= Dominique Mondelet (seigneur) =

Canadian politician (1799–1863)

Dominique Mondelet (January 23, 1799 - February 19, 1863) was a lawyer, judge, seigneur and political figure in Lower Canada.

He was born in Saint-Marc-sur-Richelieu, the son of notary Jean-Marie Mondelet, and studied at the Collège de Montréal. He articled in law with Michael O'Sullivan, was admitted to the bar in 1820 and set up practice in Montreal. Mondelet served as major in the local militia from 1820 to 1827. He was elected to the Legislative Assembly of Lower Canada for Montreal County as a moderate Reformer in an 1831 by-election held after the death of Joseph Perrault. In 1832, he was named King's Counsel. Also in 1832, he was named an honorary member of the Executive Council and he was expelled from his seat by a vote of the assembly. Mondelet was later named to the Special Council that administered the province after the Lower Canada Rebellion. In 1839, he was named judge in the Court of Queen's Bench at Trois-Rivières. Mondelet inherited the seigneuries of Saint-Michel-d'Yamaska (also known as Yamaska) and Boucherville. In 1850, he was named to the Superior Court at Trois-Rivières.

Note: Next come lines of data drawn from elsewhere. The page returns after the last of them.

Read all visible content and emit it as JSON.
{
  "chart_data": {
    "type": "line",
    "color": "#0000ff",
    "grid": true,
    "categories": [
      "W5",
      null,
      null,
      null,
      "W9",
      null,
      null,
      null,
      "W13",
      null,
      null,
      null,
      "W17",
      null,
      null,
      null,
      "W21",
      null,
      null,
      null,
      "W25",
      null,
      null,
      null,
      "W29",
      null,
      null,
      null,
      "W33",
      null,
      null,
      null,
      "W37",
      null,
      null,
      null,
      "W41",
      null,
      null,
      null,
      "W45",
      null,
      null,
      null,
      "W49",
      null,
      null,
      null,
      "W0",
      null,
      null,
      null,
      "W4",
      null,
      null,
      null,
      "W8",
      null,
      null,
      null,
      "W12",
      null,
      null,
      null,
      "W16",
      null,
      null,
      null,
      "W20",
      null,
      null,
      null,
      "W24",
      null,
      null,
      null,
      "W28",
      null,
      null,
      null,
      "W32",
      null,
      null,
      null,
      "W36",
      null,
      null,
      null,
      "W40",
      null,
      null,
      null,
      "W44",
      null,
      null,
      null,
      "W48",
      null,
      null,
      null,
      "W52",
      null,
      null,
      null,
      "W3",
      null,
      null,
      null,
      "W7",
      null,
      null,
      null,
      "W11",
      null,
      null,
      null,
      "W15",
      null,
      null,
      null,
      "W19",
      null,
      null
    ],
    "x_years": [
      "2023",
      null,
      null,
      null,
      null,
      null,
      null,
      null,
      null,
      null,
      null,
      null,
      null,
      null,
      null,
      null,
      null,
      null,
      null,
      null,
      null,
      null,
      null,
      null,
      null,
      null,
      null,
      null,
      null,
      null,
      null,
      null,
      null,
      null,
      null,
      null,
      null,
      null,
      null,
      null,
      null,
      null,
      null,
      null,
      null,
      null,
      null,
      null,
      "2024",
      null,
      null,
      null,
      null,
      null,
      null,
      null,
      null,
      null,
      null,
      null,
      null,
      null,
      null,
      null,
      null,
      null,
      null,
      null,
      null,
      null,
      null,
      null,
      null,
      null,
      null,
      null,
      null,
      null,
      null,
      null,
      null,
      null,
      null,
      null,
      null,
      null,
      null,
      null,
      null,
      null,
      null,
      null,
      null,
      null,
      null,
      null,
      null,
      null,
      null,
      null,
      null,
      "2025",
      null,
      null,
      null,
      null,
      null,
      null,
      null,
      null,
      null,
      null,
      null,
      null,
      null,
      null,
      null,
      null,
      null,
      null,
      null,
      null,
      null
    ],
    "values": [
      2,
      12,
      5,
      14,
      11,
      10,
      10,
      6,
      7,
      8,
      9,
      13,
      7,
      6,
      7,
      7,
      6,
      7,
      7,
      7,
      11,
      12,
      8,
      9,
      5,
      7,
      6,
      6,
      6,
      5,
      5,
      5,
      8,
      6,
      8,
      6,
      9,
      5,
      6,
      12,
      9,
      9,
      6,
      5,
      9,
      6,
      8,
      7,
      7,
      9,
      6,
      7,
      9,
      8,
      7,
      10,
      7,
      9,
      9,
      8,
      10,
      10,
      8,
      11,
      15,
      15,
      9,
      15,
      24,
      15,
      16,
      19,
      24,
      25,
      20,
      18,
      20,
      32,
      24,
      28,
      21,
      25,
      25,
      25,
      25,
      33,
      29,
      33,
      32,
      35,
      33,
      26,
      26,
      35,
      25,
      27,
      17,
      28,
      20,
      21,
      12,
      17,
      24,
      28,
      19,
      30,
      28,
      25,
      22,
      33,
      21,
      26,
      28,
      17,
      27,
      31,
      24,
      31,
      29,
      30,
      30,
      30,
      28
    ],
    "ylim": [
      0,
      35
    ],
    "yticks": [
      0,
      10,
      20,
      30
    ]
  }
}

He married Harriet Munro, granddaughter of Captain John Munro. His daughter Émilie-Emma married Georges-Casimir Dessaulles, who later became a Canadian senator; their daughter Henriette Dessaulles became a noted writer and journalist. His brother Charles-Elzéar was also a lawyer and a judge.

Mondelet translated the Canadian Boat Song by Thomas Moore into French. He died of a stroke at Trois-Rivières in 1863.